The authors’ understanding of COIN depends upon a particular historiographical interpretation of the Vietnam War, namely, that the ‘heart and minds’ and COIN-operations by the US military in Vietnam were largely successful (p. 199). Many historians would oppose this view, citing the intractable nature of the conflict, the problem of being regarded as an invading power, and declining support on the home front, to name but a few interpretations of the US defeat. However effective the ‘hearts and minds’ campaign in Vietnam might have been, clearly it – was not effective enough to win the war. Would more and better data have changed this outcome?

Much of the authors’ assumptions about the possible response of civilians to COIN operations depend upon game theory. Critics argue that this approach simplifies the choices available to actors at a given moment, and the possible non-rational explanations for why a civilian might agree to cooperate with COIN forces. There is often a thin line between good science and scientism. This book contains a great deal of the former, but sometimes the authors’ assertions about the supremacy of the data-driven approach runs the risk of slipping into the latter.

Finally, Small Wars, Big Data is a hefty read requiring some stamina from the reader. The authors try to improve readability by providing introductory (hypothetical) stories to ‘pull’ the reader into the chapters. It is up to the reader to determine whether they have succeeded or not, but it is an admirable attempt to sensitize those interested in the fact that dealing with the dilemmas of (counter)insurgency concerns real people living real lives. This certainly holds true for civilians caught as always between a rock (rebels) and a hard place (local government).
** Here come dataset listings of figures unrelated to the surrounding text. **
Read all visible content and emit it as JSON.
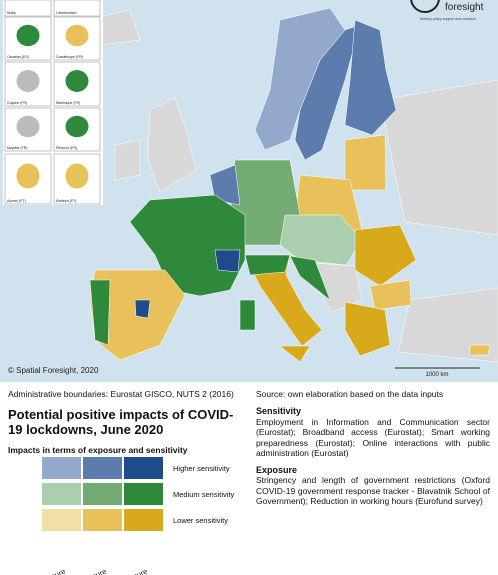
{
  "logo": {
    "name": "foresight",
    "tagline": "territory policy support and research"
  },
  "insets": [
    "Malta",
    "Liechtenstein",
    "Canarias (ES)",
    "Guadeloupe (FR)",
    "Guyane (FR)",
    "Martinique (FR)",
    "Mayotte (FR)",
    "Réunion (FR)",
    "Açores (PT)",
    "Madeira (PT)"
  ],
  "copyright": "© Spatial Foresight, 2020",
  "scale_bar": "1000 km",
  "boundaries_note": "Administrative boundaries: Eurostat GISCO, NUTS 2 (2016)",
  "source_note": "Source: own elaboration based on the data inputs",
  "title": "Potential positive impacts of COVID-19 lockdowns, June 2020",
  "legend": {
    "title": "Impacts in terms of exposure and sensitivity",
    "rows": [
      {
        "label": "Higher sensitivity",
        "colors": [
          "#93a9cb",
          "#5b7cac",
          "#1f4b8c"
        ]
      },
      {
        "label": "Medium sensitivity",
        "colors": [
          "#abcfae",
          "#72ac73",
          "#2e8a3a"
        ]
      },
      {
        "label": "Lower sensitivity",
        "colors": [
          "#f1e0a6",
          "#e8c15a",
          "#d9a91c"
        ]
      }
    ],
    "columns": [
      "Lower exposure",
      "Medium exposure",
      "Higher exposure"
    ]
  },
  "inputs": [
    {
      "heading": "Sensitivity",
      "text": "Employment in Information and Communication sector (Eurostat); Broadband access (Eurostat); Smart working preparedness (Eurostat); Online interactions with public administration (Eurostat)"
    },
    {
      "heading": "Exposure",
      "text": "Stringency and length of government restrictions (Oxford COVID-19 government response tracker - Blavatnik School of Government); Reduction in working hours (Eurofund survey)"
    }
  ]
}
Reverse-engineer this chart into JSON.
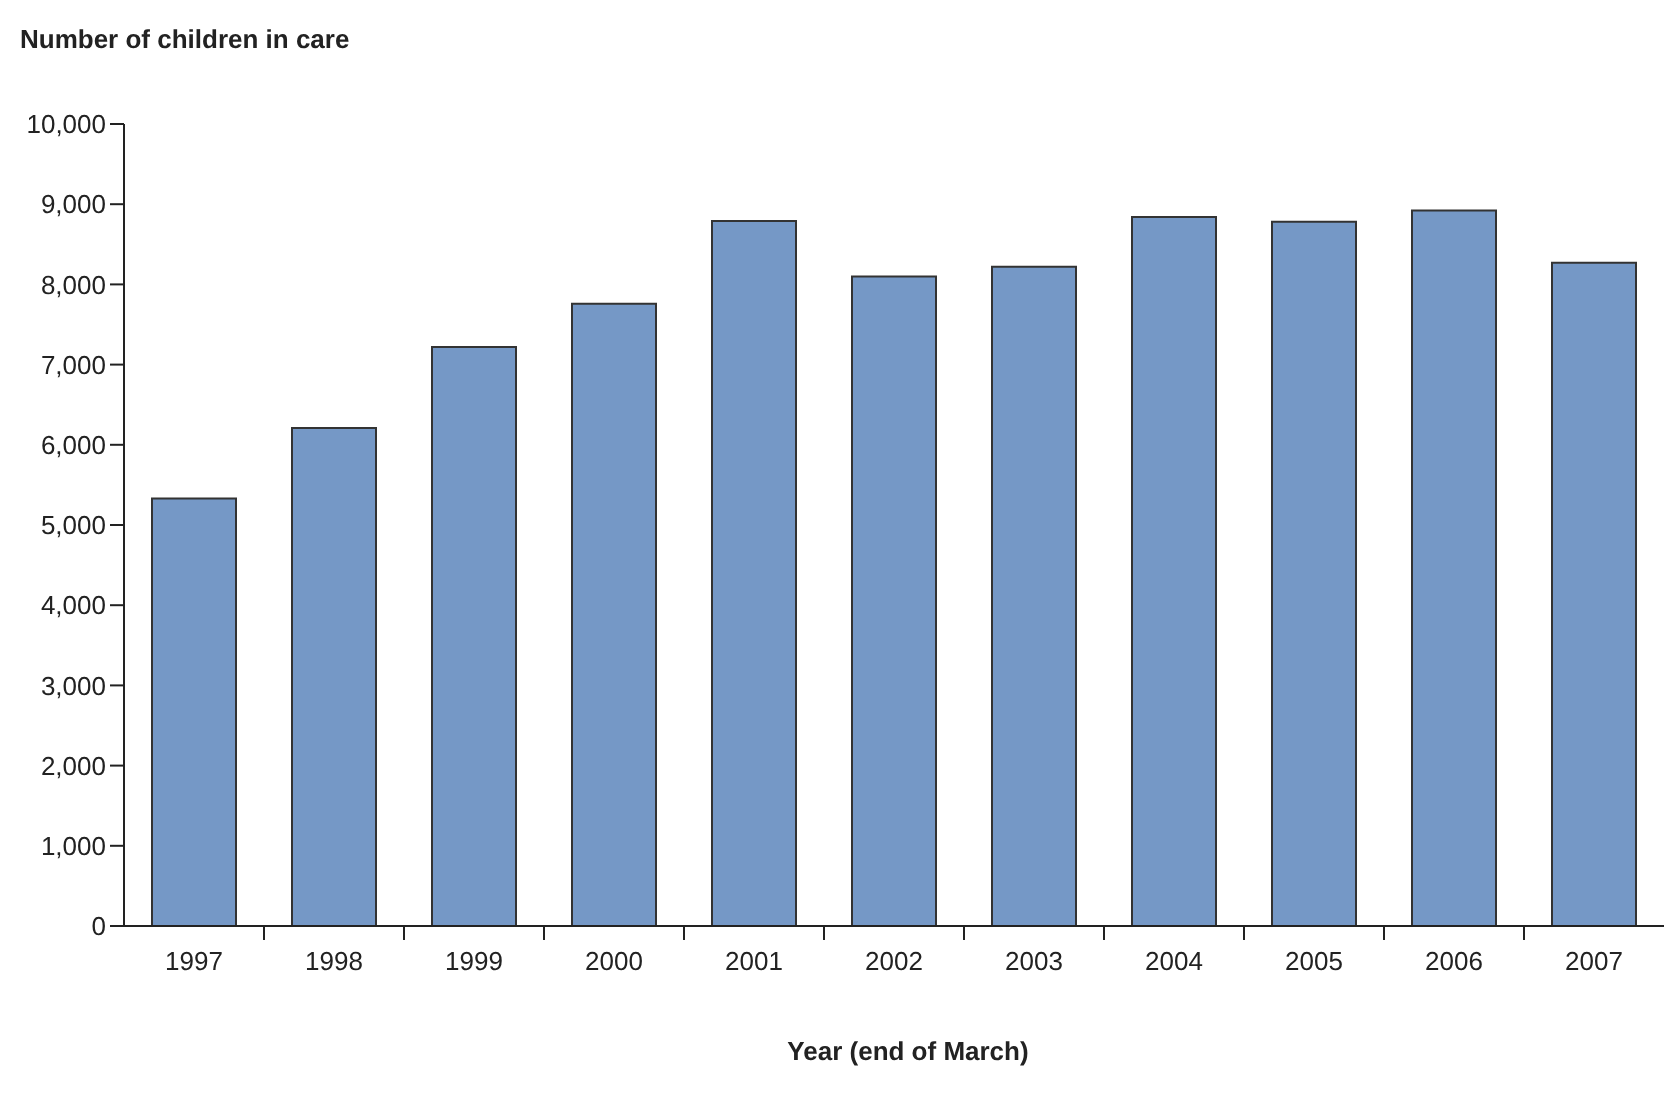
{
  "chart_data": {
    "type": "bar",
    "ylabel": "Number of children in care",
    "xlabel": "Year (end of March)",
    "categories": [
      "1997",
      "1998",
      "1999",
      "2000",
      "2001",
      "2002",
      "2003",
      "2004",
      "2005",
      "2006",
      "2007"
    ],
    "values": [
      5330,
      6210,
      7220,
      7760,
      8790,
      8100,
      8220,
      8840,
      8780,
      8920,
      8270
    ],
    "color": "#7598c6",
    "ylim": [
      0,
      10000
    ],
    "yticks": [
      {
        "value": 0,
        "label": "0"
      },
      {
        "value": 1000,
        "label": "1,000"
      },
      {
        "value": 2000,
        "label": "2,000"
      },
      {
        "value": 3000,
        "label": "3,000"
      },
      {
        "value": 4000,
        "label": "4,000"
      },
      {
        "value": 5000,
        "label": "5,000"
      },
      {
        "value": 6000,
        "label": "6,000"
      },
      {
        "value": 7000,
        "label": "7,000"
      },
      {
        "value": 8000,
        "label": "8,000"
      },
      {
        "value": 9000,
        "label": "9,000"
      },
      {
        "value": 10000,
        "label": "10,000"
      }
    ],
    "grid": false
  }
}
All concerns aside, Small Wars, Big Data is undoubtedly an innovative study that contains rich empirical depth that will likely inform both practitioners and academic debate on COIN and asymmetric conflict for decades to come. In short, an essential addition to the COIN bookshelf.

Dr. A. Claver (Netherlands Ministry of Defence) and dr. S. Willmetts (Leiden University)

Small Wars, Big Data

The Information Revolution in Modern Conflict

Door Eli Berman, Joseph H. Felter and Jacob N. Shapiro

Princeton (Princeton University Press) 2018

408 blz. – ISBN 9780691177076


[1] See for example David Galula, Counterinsurgency Warfare Theory and Practice (Praeger, 1964); John A. Nagl, Learning to Eat Soup with a Knife. Counterinsurgency Lessons from Malaya and Vietnam (University of Chicago Press, 2005); David Kilcullen, Three Pillars of Counterinsurgency (US Government Counterinsurgency Initiative, 2006).

[2] Chapter 2 (pp. 23-54) provides a detailed description of ESOC’s motivation and approach.

[3] Ben Connable, Embracing the Fog of War. Assessments and Metrics in Counterinsurgency (RAND, 2012).